For him that was a double-edged sword. While he hated death and the destruction and devastation it caused to those left behind, he loved gathering the clues, putting them together, and solving things. To him it was a puzzle, and while the consequences were life altering for those the killer would target, this was his life. Being a cop was as important to him as breathing.

“A couple walking their dog before they went to work,” his partner Detective Milla Lindsay replied. “They’re over there; we can talk to them when we finish here.”

They could talk to the couple who’d found the body, but Dante already knew it wasn’t going to do any good.

They wouldn’t have seen anything.

This killer was too good to make a mistake like that.

“Look at these marks,” he said, crouching down beside the body of fifty-two-year-old Kim Johnson.

“They look like claw marks,” Milla said, standing behind him.

“Just like the others,” he said thoughtfully. His brain was running one hundred percent of the time. There was never a waking moment when he wasn’t contemplating one of his cases—the shower, while eating, driving, chores. Even in sleep, sometimes moments of clarity would come to him, waking him up and sending him straight back to work.

“Do you think maybe we aren’t even looking for a killer?” Milla asked. His partner was thirty-two, a couple years younger than him. She was a pretty woman, with long silky black hair and dark blue eyes that appeared violet. She was peppy and bubbly, and if you talked to her, you would probably expect her to be a preschool teacher or an artist or something fun. You’d never peg her for a cop—a homicide cop, no less. Milla was the light to his dark, and although he liked to think he didn’t have friends, he begrudgingly admitted that he and his partner were friends, and that if he didn’t have her to balance him out, he would probably plunge into the abyss of darkness that he perpetually hovered at the edge of.

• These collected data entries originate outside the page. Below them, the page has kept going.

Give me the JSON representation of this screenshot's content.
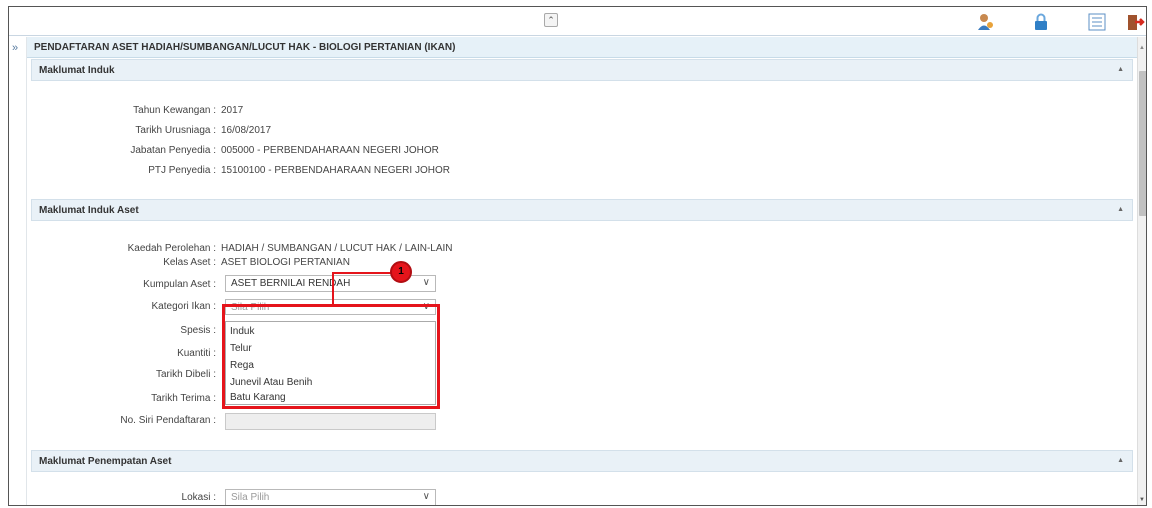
{
  "toolbar": {
    "collapse_glyph": "⌃",
    "icons": [
      "user-icon",
      "lock-icon",
      "list-icon",
      "exit-icon"
    ]
  },
  "page": {
    "nav_glyph": "»",
    "title": "PENDAFTARAN ASET HADIAH/SUMBANGAN/LUCUT HAK - BIOLOGI PERTANIAN (IKAN)"
  },
  "maklumat_induk": {
    "heading": "Maklumat Induk",
    "fields": [
      {
        "label": "Tahun Kewangan :",
        "value": "2017"
      },
      {
        "label": "Tarikh Urusniaga :",
        "value": "16/08/2017"
      },
      {
        "label": "Jabatan Penyedia :",
        "value": "005000 - PERBENDAHARAAN NEGERI JOHOR"
      },
      {
        "label": "PTJ Penyedia :",
        "value": "15100100 - PERBENDAHARAAN NEGERI JOHOR"
      }
    ]
  },
  "maklumat_induk_aset": {
    "heading": "Maklumat Induk Aset",
    "kaedah_label": "Kaedah Perolehan :",
    "kaedah_value": "HADIAH / SUMBANGAN / LUCUT HAK / LAIN-LAIN",
    "kelas_label": "Kelas Aset :",
    "kelas_value": "ASET BIOLOGI PERTANIAN",
    "kumpulan_label": "Kumpulan Aset :",
    "kumpulan_value": "ASET BERNILAI RENDAH",
    "kategori_label": "Kategori Ikan :",
    "kategori_placeholder": "Sila Pilih",
    "kategori_options": [
      "Induk",
      "Telur",
      "Rega",
      "Junevil Atau Benih",
      "Batu Karang"
    ],
    "spesis_label": "Spesis :",
    "kuantiti_label": "Kuantiti :",
    "tarikh_dibeli_label": "Tarikh Dibeli :",
    "tarikh_terima_label": "Tarikh Terima :",
    "no_siri_label": "No. Siri Pendaftaran :"
  },
  "maklumat_penempatan": {
    "heading": "Maklumat Penempatan Aset",
    "lokasi_label": "Lokasi :",
    "lokasi_placeholder": "Sila Pilih"
  },
  "annotation": {
    "number": "1",
    "color": "#e5141b"
  },
  "dropdown_glyph": "∨",
  "section_caret": "▲"
}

But pessimist that he was, he was already preparing himself for the announcement that Milla and her husband of almost a year were expecting their first baby and she’d be off on maternity leave, probably never to return. Who could have kids and work this job without eventually combusting?

He really needed a life—a life outside of this job—but he didn’t see that happening anytime soon.

“What if we’re looking for, like, a bear or something?” Milla was asking.

“Do those look like bear claws to you?” he asked, pointing to a line of marks down what was left of Kim Johnson’s right leg.

“No,” Milla said, like she wished she was giving a different answer.

“We’re not looking for a bear or for any other animal. We’re looking for a man, a man who wants to pretend he’s an animal.” The workings of the human mind were an interesting thing, and having seen the darker side of humanity, he knew the mind could be a veritable cesspool of evil. Did this killer they were looking for think he was an animal? Or wish that he were one? Was that an important part of what he was doing and why he was doing it?

“So he has to have something that he uses to mimic these teeth and claw marks,” Milla said. “You know what it reminds me of?”

“No. What?”

“The Beast.”

“What beast?”

“You know, from Beauty and the Beast. That’s what I think of when I see these marks.”

He had heard of the movie but had never seen it, so he couldn’t form a mental picture based on some Disney movie, but the word “beast” did make him conjure up an image in his mind. One of a man, long hair, big beard, wild eyes, wearing fake teeth—probably specially made—and gloves with metal claws attached.